With respect to the instant request, we find that the "Floating Bug" candles are, in fact, short rounds covered under the scope of the Order, rather than a 3-dimensional mold as claimed by Cherrydale. The Department has previously found that similar floating rounds fall within the Order’s scope (Final Scope Ruling, Endar Corp., May 11, 2000 at 7; Final Scope Ruling, Endar Corp., January 11, 2000 at 5; Final Scope Ruling, Meijer Inc. September 30, 1999, 7-8; and Final Scope Ruling, Endar Corp., December 24, 1998 at 3). While the novelty exemption includes candles shaped in the form of identifiable objects, the bug designs found at the top of the candle do not alter the candle’s fundamental shape, that of a short round. Furthermore, the bug design is only definable from above, and not from any other perspective. In a previous inquiry that discussed a candle with an engraving of a bug only discernable from the top, the impression of the insect was not deemed grounds for excluding the candle from the scope of the Order (Final Scope Ruling, Endar Corp., January 11, 2000 at 5). Cherrydale also does not cite any previous scope determinations in support of its arguments. The "Floating Bug" candles do not qualify for a novelty exemption because the majority of surfaces are not shaped in the form of an identifiable object; rather, the candles’ shape is clearly definable as that of a short round.

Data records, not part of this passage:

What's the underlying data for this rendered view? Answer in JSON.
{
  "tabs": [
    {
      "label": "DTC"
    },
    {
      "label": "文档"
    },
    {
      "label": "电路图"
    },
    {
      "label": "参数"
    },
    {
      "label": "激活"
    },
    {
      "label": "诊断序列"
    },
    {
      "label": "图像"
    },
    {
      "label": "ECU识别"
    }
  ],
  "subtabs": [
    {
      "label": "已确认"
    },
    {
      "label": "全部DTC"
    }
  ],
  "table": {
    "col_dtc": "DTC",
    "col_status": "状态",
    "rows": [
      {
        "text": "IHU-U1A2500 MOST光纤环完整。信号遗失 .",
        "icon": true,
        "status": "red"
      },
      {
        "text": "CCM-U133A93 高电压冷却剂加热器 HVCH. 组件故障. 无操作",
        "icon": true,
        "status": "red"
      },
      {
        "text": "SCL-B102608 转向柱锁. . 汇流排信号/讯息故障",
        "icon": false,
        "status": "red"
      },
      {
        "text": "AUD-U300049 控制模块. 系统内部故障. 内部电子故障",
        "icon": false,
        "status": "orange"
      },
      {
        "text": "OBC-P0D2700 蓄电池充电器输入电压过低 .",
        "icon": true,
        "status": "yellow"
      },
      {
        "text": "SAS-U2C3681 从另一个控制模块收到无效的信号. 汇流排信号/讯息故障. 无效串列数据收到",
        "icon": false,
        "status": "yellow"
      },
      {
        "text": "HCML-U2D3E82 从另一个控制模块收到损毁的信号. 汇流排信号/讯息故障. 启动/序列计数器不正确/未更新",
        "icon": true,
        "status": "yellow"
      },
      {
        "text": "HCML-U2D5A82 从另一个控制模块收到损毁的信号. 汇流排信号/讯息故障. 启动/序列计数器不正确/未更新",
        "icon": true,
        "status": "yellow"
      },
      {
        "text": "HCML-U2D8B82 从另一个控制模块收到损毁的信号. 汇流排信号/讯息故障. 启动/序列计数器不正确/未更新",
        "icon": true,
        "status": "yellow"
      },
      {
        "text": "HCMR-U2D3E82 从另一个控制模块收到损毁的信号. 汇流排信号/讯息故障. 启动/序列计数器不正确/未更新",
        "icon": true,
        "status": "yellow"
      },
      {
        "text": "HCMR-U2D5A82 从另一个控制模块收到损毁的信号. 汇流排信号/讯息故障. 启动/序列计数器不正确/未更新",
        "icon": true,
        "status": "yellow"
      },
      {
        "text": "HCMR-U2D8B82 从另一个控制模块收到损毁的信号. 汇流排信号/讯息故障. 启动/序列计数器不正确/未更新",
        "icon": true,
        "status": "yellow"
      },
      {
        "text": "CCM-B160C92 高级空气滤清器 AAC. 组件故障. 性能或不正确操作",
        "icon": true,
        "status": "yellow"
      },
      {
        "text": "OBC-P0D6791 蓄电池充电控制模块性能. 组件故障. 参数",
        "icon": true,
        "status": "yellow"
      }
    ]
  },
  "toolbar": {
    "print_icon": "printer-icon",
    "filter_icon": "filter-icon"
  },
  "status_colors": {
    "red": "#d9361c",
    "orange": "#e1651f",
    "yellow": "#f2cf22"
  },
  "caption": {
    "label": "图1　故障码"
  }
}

These facts combine to nullify Cherrydale’s claims that the shape of the candles in question is outside those outlined in the Order, or that the candles should be considered under the novelty exemption.
Regarding Cherrydale’s argument that it should be exempt from antidumping duties on the candle because it markets the candle through school fundraising efforts, we note that Cherrydale’s motives cannot serve as the basis for excluding a particular product from the scope of an antidumping duty order. In a scope inquiry, the Department must focus, above all, on the product at issue, irrespective of the reasons given for marketing the product. The Department only considers channel of trade when descriptions of the merchandise are not dispositive. In this case, the Department does not reach an analysis of the channel of trade, because the product description is dispositive of its inclusion in the scope.
Cherrydale argues that the "Floating Bug" candles are in a shape outside the scope of the Order, are novelty candies identifiable as bugs, and compete in a different channel of trade than candles subject to the Order. Despite the carved figures of bugs, the candles are still floating short rounds, covered by the Order, and are not classifiable as novelty candles. Thus, we find that the candles are within the scope of the Order. This conclusion is consistent with the scope of the investigation and order, as defined in the petition, and the Department’s and the Commission’s determinations.
Based on the preceding analysis, we recommend the Department find that Cherrydale’s "Floating Bug" candles, as described above, are within the scope of the antidumping duty order on petroleum wax candles from the PRC.
If you agree, we will send the attached letter to the interested parties, and will notify the U.S. Customs Service of our determination.